PORTLAND — A city man will spend nine months behind bars for his role in a police chase under an agreement that dismissed charges that put him at risk of deportation.
Rahim Faleh, 50, struck three vehicles on Allen and Forest avenues as he fled police on March 30. The chase began after police received a report that Faleh was at the school of one of his children. Faleh, who’s been described as having mental health problems, was barred from contact with his children because he had been arrested in January for threatening to kill them.
According to a police report, Faleh’s eldest child and described Faleh as suffering from severe mental health problems and subjecting the children to abuse since they left Iraq six years earlier.
On Friday, Faleh was sentenced in Cumberland County Superior Court on five of the nine charges he faced in connection with chase. He had pleaded guilty to reckless conduct, two counts of failing to stop, remain or provide information, driving to endanger and disorderly conduct.
The combination of suspended and concurrent sentences handed down by Justice Thomas Warren leads to a total of nine months of incarceration and three years of probation.
The probation conditions bar him from contact with his two eldest children, who are 18 and 17 years old, and allows contact with the younger three as allowed by the Department of Health and Human Services – prohibitions that Assistant District Attorney Kate Tierney said the oldest children agreed to. Faleh will not be allowed to have alcohol, drugs or dangerous weapons, must undergo a substance abuse evaluation and counseling as needed and must get psychological counseling as required by his probation officer.

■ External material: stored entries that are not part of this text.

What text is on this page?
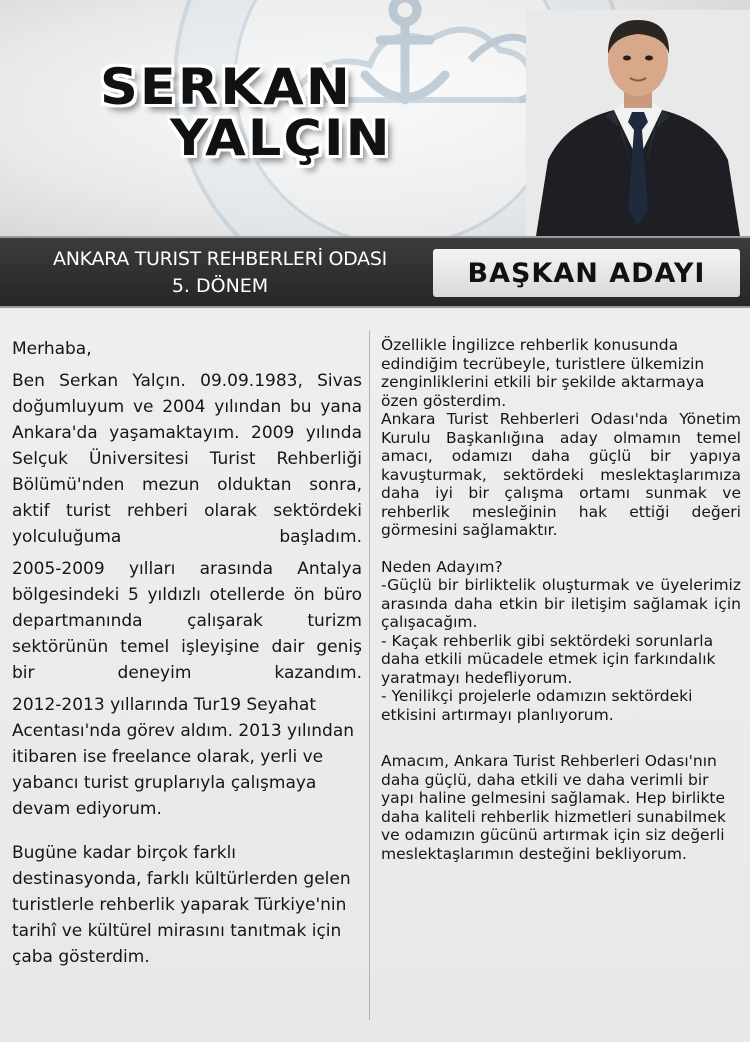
SERKAN
YALÇIN
ANKARA TURIST REHBERLERİ ODASI
5. DÖNEM	BAŞKAN ADAYI
Merhaba,
Ben Serkan Yalçın. 09.09.1983, Sivas doğumluyum ve 2004 yılından bu yana Ankara'da yaşamaktayım. 2009 yılında Selçuk Üniversitesi Turist Rehberliği Bölümü'nden mezun olduktan sonra, aktif turist rehberi olarak sektördeki yolculuğuma başladım.
2005-2009 yılları arasında Antalya bölgesindeki 5 yıldızlı otellerde ön büro departmanında çalışarak turizm sektörünün temel işleyişine dair geniş bir deneyim kazandım.
2012-2013 yıllarında Tur19 Seyahat Acentası'nda görev aldım. 2013 yılından itibaren ise freelance olarak, yerli ve yabancı turist gruplarıyla çalışmaya devam ediyorum.
Bugüne kadar birçok farklı destinasyonda, farklı kültürlerden gelen turistlerle rehberlik yaparak Türkiye'nin tarihî ve kültürel mirasını tanıtmak için çaba gösterdim.
Özellikle İngilizce rehberlik konusunda edindiğim tecrübeyle, turistlere ülkemizin zenginliklerini etkili bir şekilde aktarmaya özen gösterdim.
Ankara Turist Rehberleri Odası'nda Yönetim Kurulu Başkanlığına aday olmamın temel amacı, odamızı daha güçlü bir yapıya kavuşturmak, sektördeki meslektaşlarımıza daha iyi bir çalışma ortamı sunmak ve rehberlik mesleğinin hak ettiği değeri görmesini sağlamaktır.
Neden Adayım?
-Güçlü bir birliktelik oluşturmak ve üyelerimiz arasında daha etkin bir iletişim sağlamak için çalışacağım.
- Kaçak rehberlik gibi sektördeki sorunlarla daha etkili mücadele etmek için farkındalık yaratmayı hedefliyorum.
- Yenilikçi projelerle odamızın sektördeki etkisini artırmayı planlıyorum.
Amacım, Ankara Turist Rehberleri Odası'nın daha güçlü, daha etkili ve daha verimli bir yapı haline gelmesini sağlamak. Hep birlikte daha kaliteli rehberlik hizmetleri sunabilmek ve odamızın gücünü artırmak için siz değerli meslektaşlarımın desteğini bekliyorum.
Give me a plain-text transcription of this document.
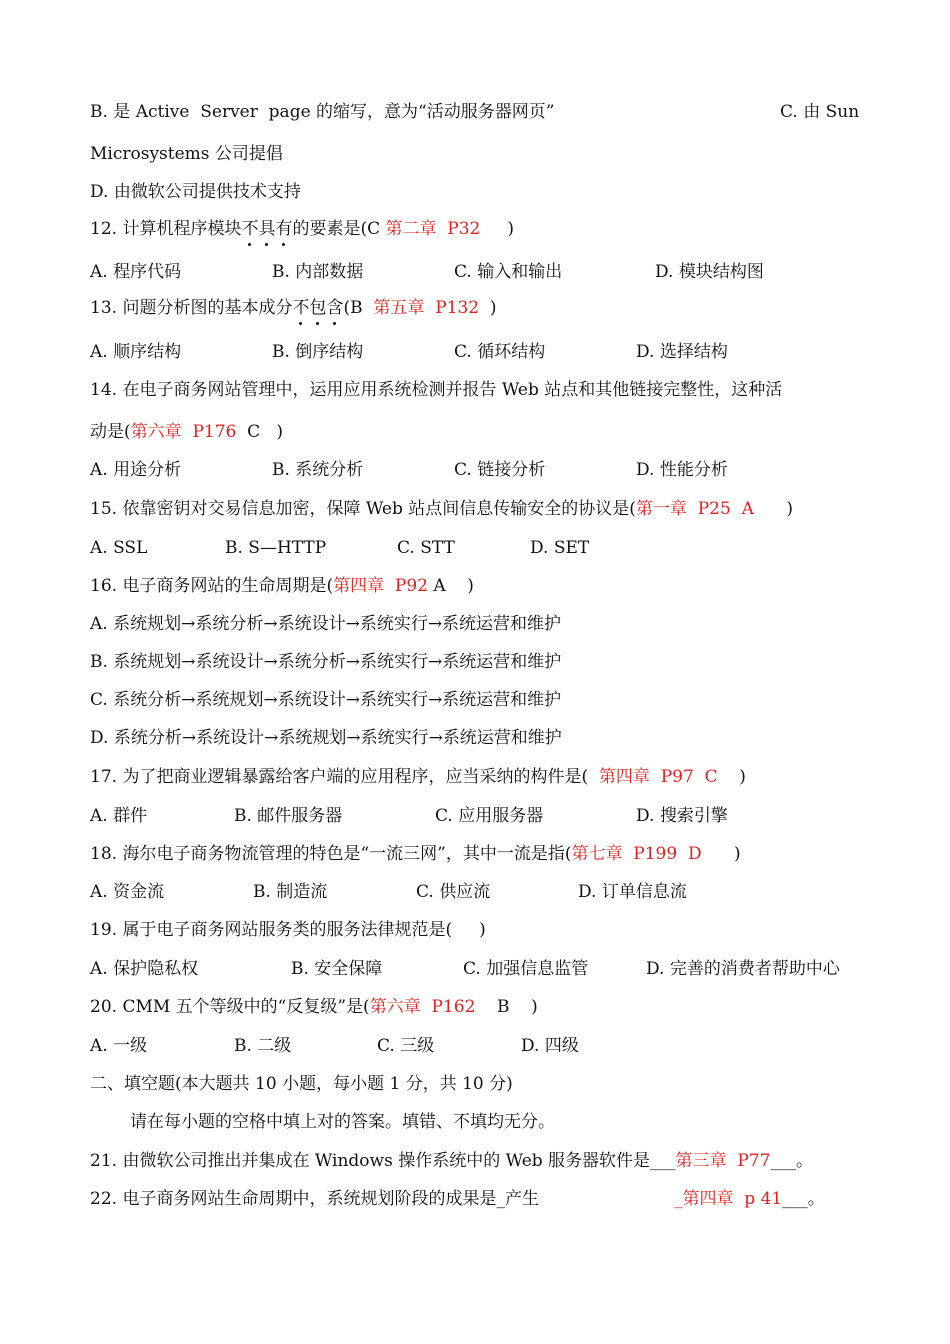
B. 是 Active  Server  page 的缩写，意为“活动服务器网页”	C. 由 Sun
Microsystems 公司提倡
D. 由微软公司提供技术支持
12. 计算机程序模块不具有的要素是(C 第二章  P32     )
A. 程序代码	B. 内部数据	C. 输入和输出	D. 模块结构图
13. 问题分析图的基本成分不包含(B  第五章  P132  )
A. 顺序结构	B. 倒序结构	C. 循环结构	D. 选择结构
14. 在电子商务网站管理中，运用应用系统检测并报告 Web 站点和其他链接完整性，这种活
动是(第六章  P176  C   )
A. 用途分析	B. 系统分析	C. 链接分析	D. 性能分析
15. 依靠密钥对交易信息加密，保障 Web 站点间信息传输安全的协议是(第一章  P25  A      )
A. SSL	B. S—HTTP	C. STT	D. SET
16. 电子商务网站的生命周期是(第四章  P92 A    )
A. 系统规划→系统分析→系统设计→系统实行→系统运营和维护
B. 系统规划→系统设计→系统分析→系统实行→系统运营和维护
C. 系统分析→系统规划→系统设计→系统实行→系统运营和维护
D. 系统分析→系统设计→系统规划→系统实行→系统运营和维护
17. 为了把商业逻辑暴露给客户端的应用程序，应当采纳的构件是(  第四章  P97  C    )
A. 群件	B. 邮件服务器	C. 应用服务器	D. 搜索引擎
18. 海尔电子商务物流管理的特色是“一流三网”，其中一流是指(第七章  P199  D      )
A. 资金流	B. 制造流	C. 供应流	D. 订单信息流
19. 属于电子商务网站服务类的服务法律规范是(     )
A. 保护隐私权	B. 安全保障	C. 加强信息监管	D. 完善的消费者帮助中心
20. CMM 五个等级中的“反复级”是(第六章  P162    B    )
A. 一级	B. 二级	C. 三级	D. 四级
二、填空题(本大题共 10 小题，每小题 1 分，共 10 分)
请在每小题的空格中填上对的答案。填错、不填均无分。
21. 由微软公司推出并集成在 Windows 操作系统中的 Web 服务器软件是___第三章  P77___。
22. 电子商务网站生命周期中，系统规划阶段的成果是_产生	_第四章  p 41___。
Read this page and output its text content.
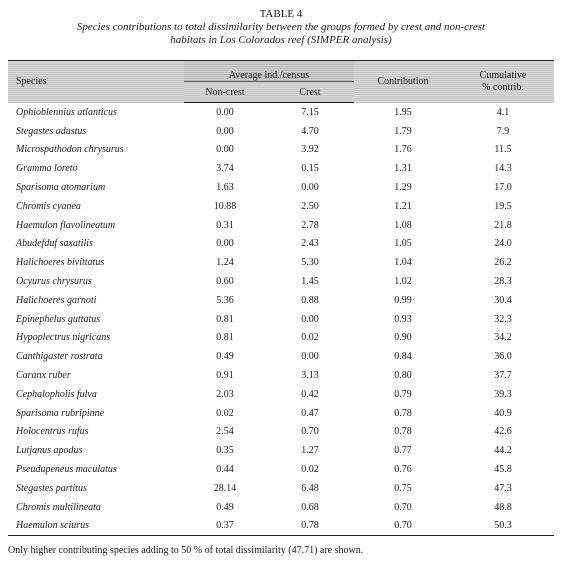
TABLE 4
Species contributions to total dissimilarity between the groups formed by crest and non-crest
habitats in Los Colorados reef (SIMPER analysis)
Species	Average ind./census		Contribution	Cumulative
% contrib.
	Non-crest	Crest		
Ophioblennius atlanticus	0.00	7.15	1.95	4.1
Stegastes adustus	0.00	4.70	1.79	7.9
Microspathodon chrysurus	0.00	3.92	1.76	11.5
Gramma loreto	3.74	0.15	1.31	14.3
Sparisoma atomarium	1.63	0.00	1.29	17.0
Chromis cyanea	10.88	2.50	1.21	19.5
Haemulon flavolineatum	0.31	2.78	1.08	21.8
Abudefduf saxatilis	0.00	2.43	1.05	24.0
Halichoeres bivittatus	1.24	5.30	1.04	26.2
Ocyurus chrysurus	0.60	1.45	1.02	28.3
Halichoeres garnoti	5.36	0.88	0.99	30.4
Epinephelus guttatus	0.81	0.00	0.93	32.3
Hypoplectrus nigricans	0.81	0.02	0.90	34.2
Canthigaster rostrata	0.49	0.00	0.84	36.0
Caranx ruber	0.91	3.13	0.80	37.7
Cephalopholis fulva	2.03	0.42	0.79	39.3
Sparisoma rubripinne	0.02	0.47	0.78	40.9
Holocentrus rufus	2.54	0.70	0.78	42.6
Lutjanus apodus	0.35	1.27	0.77	44.2
Pseudupeneus maculatus	0.44	0.02	0.76	45.8
Stegastes partitus	28.14	6.48	0.75	47.3
Chromis multilineata	0.49	0.68	0.70	48.8
Haemulon sciurus	0.37	0.78	0.70	50.3
Only higher contributing species adding to 50 % of total dissimilarity (47.71) are shown.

Charges of reckless conduct, eluding an officer, operating while license suspended or revoked and violating conditions of release were dismissed. Also dismissed were domestic violence terrorizing and domestic violence assault charges from January.
During the hearing, Faleh huddled with his lawyer and an Arabic interpreter and said little to the court directly.
J.P. DeGrinney, Faleh’s court-appointed lawyer, said he was explaining that the ban on contact with his children was not necessarily a permanent ban. Warren noted that a court would not necessarily agree to a change to the probation conditions.
“I understand,” Faleh told the judge.
Faleh has some disagreements with the state about his children being in its custody and also about the facts of the January case. DeGrinney said after the hearing.
“He wants to reunify with them,” he said, “but he will obey the court order.”
In March, police responded to a report that Faleh was on the school grounds of one of his children. According to police, Faleh was driving on Allen Avenue and fled as they turned to approach him. Police said Faleh hit two moving cars and then a box truck, which rolled onto its side and went off the road. The truck driver and Faleh suffered minor injuries. A busy portion of Forest Avenue was closed for about four hours.